Anak: "Asyhadu an Laa ilaha illAllah"
Ibu:
"Nah itulah dia bukti iman, yang menjadi syarat seseorang itu beriman
apa tidak, bukan tempat Allah ada dimana. Tahu tempat Allah dimana;
bukan syarat iman Dek. Adek kalau mau tahu seseorang itu beriman apa
tidak, adek mesti tanya siapa Tuhannya dan siapa Rasulnya? Bukan tanya
dimana tempat Tuhannya.
Anak: "Hmmm, tapi adek belum puas.
Kila-kila, mamah punya bukti laen gak untuk menguatkan pelkataan
mamah." *Nih bocah mirip ane waktu kecil banget Gan, kritis bangat*
Ibu: "Owh tentu. Bentar yah mama buka kitab dulu. Nah ini dia:
Hadits-hadits
ini sama seperti hadits yang adek ceritakan, cuman berbeda jalur
periwayatan dan redaksi saja, tapi maksudnya sama, menceritakan budak
yang menjaga kambing itu:
عن ابن جريج قال: أخبرنى عطاء
أن رجلا كانت له جارية فى غنم ترعاها وكانت شاة صفى- يعنى غزيرة فى غنمه
تلك- فأراد أن يعطيها نبى الله صلى الله عليه وسلم فجاء السبع فانتزع
ضرعها فغضب الرجل فصك وجه جاريته فجاء نبى الله صلى الله عليه وسلم فذكر
ذلك له وذكر أنها كانت عليه رقبة مؤمنة وافية قد هم أن يجعلها إياها حين
صكها، فقال له النبى صلى الله عليه وسلم: إئتنى بها! فسألها النبى صلى الله
عليه وسلم: أتشهدين أن لا إله إلا الله؟ قالت: نعم. وأن محمدا عبد الله
ورسوله؟ قالت: نعم. وأن الموت والبعث حق؟ قالت: نعم. وأن الجنة والنار حق؟
قالت: نعم. فلما فرغ، قال: اعتق أو أمسك!
Dari Ibnu Juraij,
ia berkata: Aku dikhabarkan oleh `Atha`, bahwasanya seorang laki-laki
memiliki seorang budak perempuan yang dipekerjakannya untuk
mengembalakan kambingnya dan kambing-kambing ini merupakan kambing
pilihan – yakni dari kambingnya yang banyak itu-. Kemudian ia bermaksud
memberikannya (kambing tersebut) kepada Nabi Saw.. Lalu tibalah binatang
buas dan menerkam kambingnya. Si laki-laki kemudian marah dan menampar
wajah budak perempuan. Si lak-laki lantas mendatangi Nabi Saw. dan
menyebutkan semua yang terjadi kepada Nabi Saw.. Ia juga menyebutkan
bahwa ia mesti membebaskan seorang budak yang beriman sebagai kafarah
dan ia bermaksud untuk menjadikan budak ini sebagai budak yang
dibebaskannya ketika ia menamparnya itu. Maka Rasul Saw. berkata
kepadanya: “Datangkanlah ia kepadaku!”. Rasul Saw. kemudian menanyainya
(budak wanita): “Apakah engkau bersaksi bahwa tidak ada tuhan selain
Allah?” Ia menjawab: “Iya”. Dan “bahwasanya Muhammad adalah utusan
Allah?” Ia menjawab: “Iya”. Dan “kematian serta kebangkitan adalah
sesuatu yang haq?” Ia menjawab: “Iya”. Dan “surga dan neraka dalah haq?”

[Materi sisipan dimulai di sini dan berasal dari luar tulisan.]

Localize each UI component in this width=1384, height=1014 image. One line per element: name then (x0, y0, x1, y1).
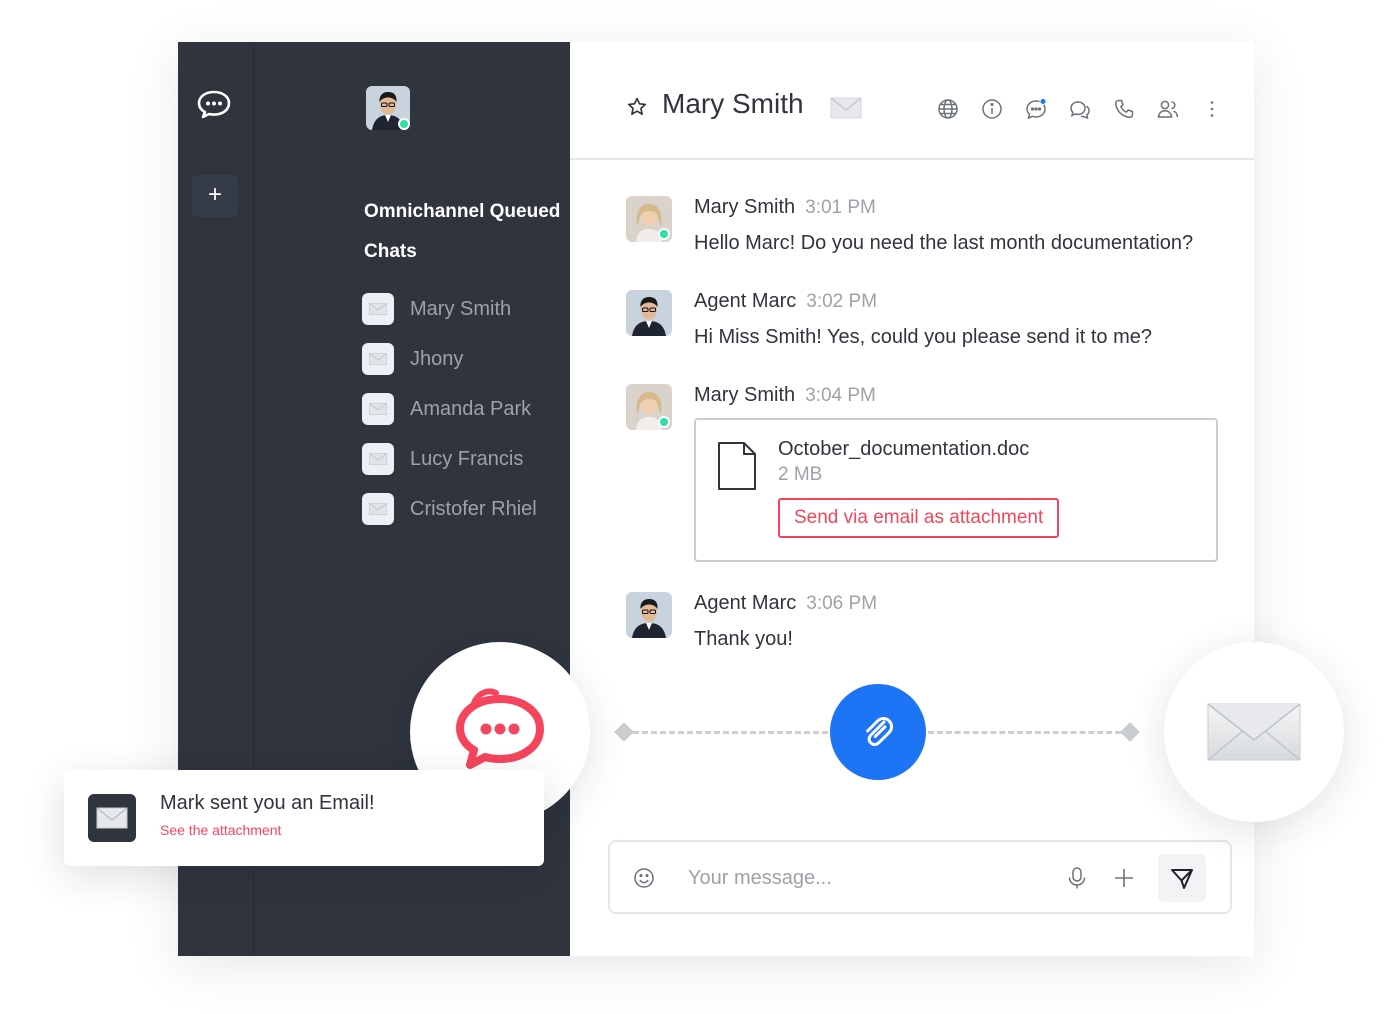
plus-icon[interactable] (1112, 866, 1136, 890)
send-via-email-button[interactable]: Send via email as attachment (778, 498, 1060, 538)
see-attachment-link[interactable]: See the attachment (160, 822, 281, 838)
email-badge (1164, 642, 1344, 822)
message-composer (608, 840, 1232, 914)
discussion-icon[interactable] (1024, 97, 1048, 121)
message-author[interactable]: Agent Marc (694, 592, 796, 614)
message-author[interactable]: Agent Marc (694, 290, 796, 312)
sidebar-item-label: Cristofer Rhiel (410, 497, 537, 520)
user-avatar[interactable] (366, 86, 412, 132)
email-icon (362, 443, 394, 475)
create-new-button[interactable]: + (192, 175, 238, 217)
sidebar-item-label: Mary Smith (410, 297, 512, 320)
message-time: 3:04 PM (805, 385, 876, 406)
flow-connector (624, 731, 828, 734)
avatar[interactable] (626, 290, 672, 336)
online-status-dot (658, 416, 670, 428)
online-status-dot (398, 118, 410, 130)
file-name[interactable]: October_documentation.doc (778, 438, 1029, 461)
message-text: Thank you! (694, 628, 793, 650)
message-header: Mary Smith 3:04 PM (694, 384, 876, 407)
rocketchat-logo-icon (456, 688, 544, 769)
room-header: Mary Smith (570, 42, 1254, 160)
message-time: 3:02 PM (806, 291, 878, 312)
email-icon (362, 493, 394, 525)
message-author[interactable]: Mary Smith (694, 384, 795, 406)
file-size: 2 MB (778, 464, 823, 485)
message-item: Agent Marc 3:02 PM Hi Miss Smith! Yes, co… (626, 290, 1226, 350)
document-icon (718, 442, 756, 490)
message-author[interactable]: Mary Smith (694, 196, 795, 218)
toast-title: Mark sent you an Email! (160, 792, 375, 814)
message-item: Agent Marc 3:06 PM Thank you! (626, 592, 1226, 652)
message-text: Hello Marc! Do you need the last month d… (694, 232, 1194, 254)
message-time: 3:01 PM (805, 197, 876, 218)
attachment-badge (830, 684, 926, 780)
phone-icon[interactable] (1112, 97, 1136, 121)
envelope-icon (1207, 703, 1301, 761)
avatar[interactable] (626, 592, 672, 638)
chat-main: Mary Smith Mary Smith 3:01 PM Hello Marc… (570, 42, 1254, 956)
section-title: Omnichannel Queued Chats (364, 201, 561, 262)
email-icon (362, 343, 394, 375)
sidebar-item-label: Lucy Francis (410, 447, 524, 470)
microphone-icon[interactable] (1066, 866, 1088, 890)
email-icon (830, 97, 862, 119)
kebab-menu-icon[interactable] (1200, 97, 1224, 121)
room-title: Mary Smith (662, 88, 804, 119)
send-button[interactable] (1158, 854, 1206, 902)
globe-icon[interactable] (936, 97, 960, 121)
star-icon[interactable] (626, 96, 648, 118)
email-icon (88, 794, 136, 842)
members-icon[interactable] (1156, 97, 1180, 121)
message-header: Agent Marc 3:06 PM (694, 592, 877, 615)
message-time: 3:06 PM (806, 593, 878, 614)
message-item: Mary Smith 3:01 PM Hello Marc! Do you nee… (626, 196, 1226, 256)
sidebar-item-label: Jhony (410, 347, 464, 370)
sidebar-item-label: Amanda Park (410, 397, 532, 420)
email-icon (362, 293, 394, 325)
email-notification-toast[interactable]: Mark sent you an Email! See the attachme… (64, 770, 544, 866)
message-input[interactable] (688, 860, 1038, 896)
threads-icon[interactable] (1068, 97, 1092, 121)
file-attachment-card[interactable]: October_documentation.doc 2 MB Send via … (694, 418, 1218, 562)
emoji-icon[interactable] (632, 866, 656, 890)
message-header: Mary Smith 3:01 PM (694, 196, 876, 219)
rocketchat-logo-icon[interactable] (196, 88, 232, 120)
online-status-dot (658, 228, 670, 240)
send-icon (1171, 869, 1193, 889)
message-text: Hi Miss Smith! Yes, could you please sen… (694, 326, 1153, 348)
email-icon (362, 393, 394, 425)
paperclip-icon (866, 717, 894, 747)
info-icon[interactable] (980, 97, 1004, 121)
message-header: Agent Marc 3:02 PM (694, 290, 877, 313)
flow-connector (928, 731, 1130, 734)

Ia menjawab: “Iya”. Ketika selesai dialog tersebut, Rasul Saw.
mengatakan: “Bebaskanlah ia atau tetap bersamamu!” (Hadits riwayat
Mushannaf Abdur Razzaq)
Terus mamah masih punya hadits satu lagi, yang ini riwayat Imam Malik:
وَحَدَّثَنِى
مَالِكٌ عَنِ ابْنِ شِهَابٍ عَنْ عُبَيْدِ اللَّهِ بْنِ عَبْدِ اللَّهِ
بْنِ عُتْبَةَ بْنِ مَسْعُودٍ أَنَّ رَجُلاً مِنَ الأَنْصَارِ جَاءَ إِلَى
رَسُولِ اللَّهِ -صلى الله عليه وسلم- بِجَارِيَةٍ لَهُ سَوْدَاءَ فَقَالَ
يَا رَسُولَ اللَّهِ إِنَّ عَلَىَّ رَقَبَةً مُؤْمِنَةً فَإِنْ كُنْتَ
تَرَاهَا مُؤْمِنَةً أُعْتِقُهَا. فَقَالَ لَهَا رَسُولُ اللَّهِ -صلى الله
عليه وسلم- «أَتَشْهَدِينَ أَنْ لاَ إِلَهَ إِلاَّ اللَّهُ؟ ». قَالَتْ:
نَعَمْ. قَالَ « أَتَشْهَدِينَ أَنَّ مُحَمَّدًا رَسُولُ اللَّهِ؟ قَالَتْ:
نَعَمْ. قَالَ « أَتُوقِنِينَ بِالْبَعْثِ بَعْدَ الْمَوْتِ؟ ». قَالَتْ:
نَعَمْ. فَقَالَ رَسُولُ اللَّهِ -صلى الله عليه وسلم- « أَعْتِقْهَا ».
Disampaikan
kepadaku oleh Imam Malik: dari Syihab dari `Ubaidillah Bin Abdullah Bin
`Uthbah Bin Mas`ud bahwasanya seorang laki-laki dari kalangan Anshar
mendatangi Rasul Saw. ia memiliki seorang budak wanita berkulit hitam
dan berkata: Wahai Rasul Saw. sesungguhnya saya mesti membebaskan
seorang budak beriman, jikalau engkau melihatnya beriman, maka
bebaskanlah ia. Maka Rasul Saw. berkata kepadanya (budak wanita) “Apakah
engkau bersaksi bahwa tidak ada tuhan selain Allah?” Ia menjawab:
“Iya”. Dan “apakah engkau bersaksi bahwasanya Muhammad adalah utusan
Allah?” ia menjawab: “Iya”. Dan “apakah engkau meyakini adanya
kebangkitan setelah kematian?! Ia menjawab: “Iya”. Rasul Saw. kemudian
mengatakan : “bebaskanlah ia”
Raghda', Syaima', Ghaida'
Anak: "Hiufth panjang bangat Mah.Oleng pala adek baca na"
Ibu:
"Yeee, kan adek tadi yang minta dalil. Ckckckck. Nah jadi riwayat yang
adek ceritakan tadi harus kita gabungkan dengan riwayat yang ada sama
mamah. Setelah kita gabungkan, baru kita ambil kesimpulan. Adeeek, baca
hadits itu gak boleh separoh-separoh, gak boleh satu rriwayat saja, tapi
harus membaca dan menggabungkan semua riwayat yang berkenaan, agar kita
gak salah dan sepihak dalam menyimpulkan. Begitu papah adek bilang.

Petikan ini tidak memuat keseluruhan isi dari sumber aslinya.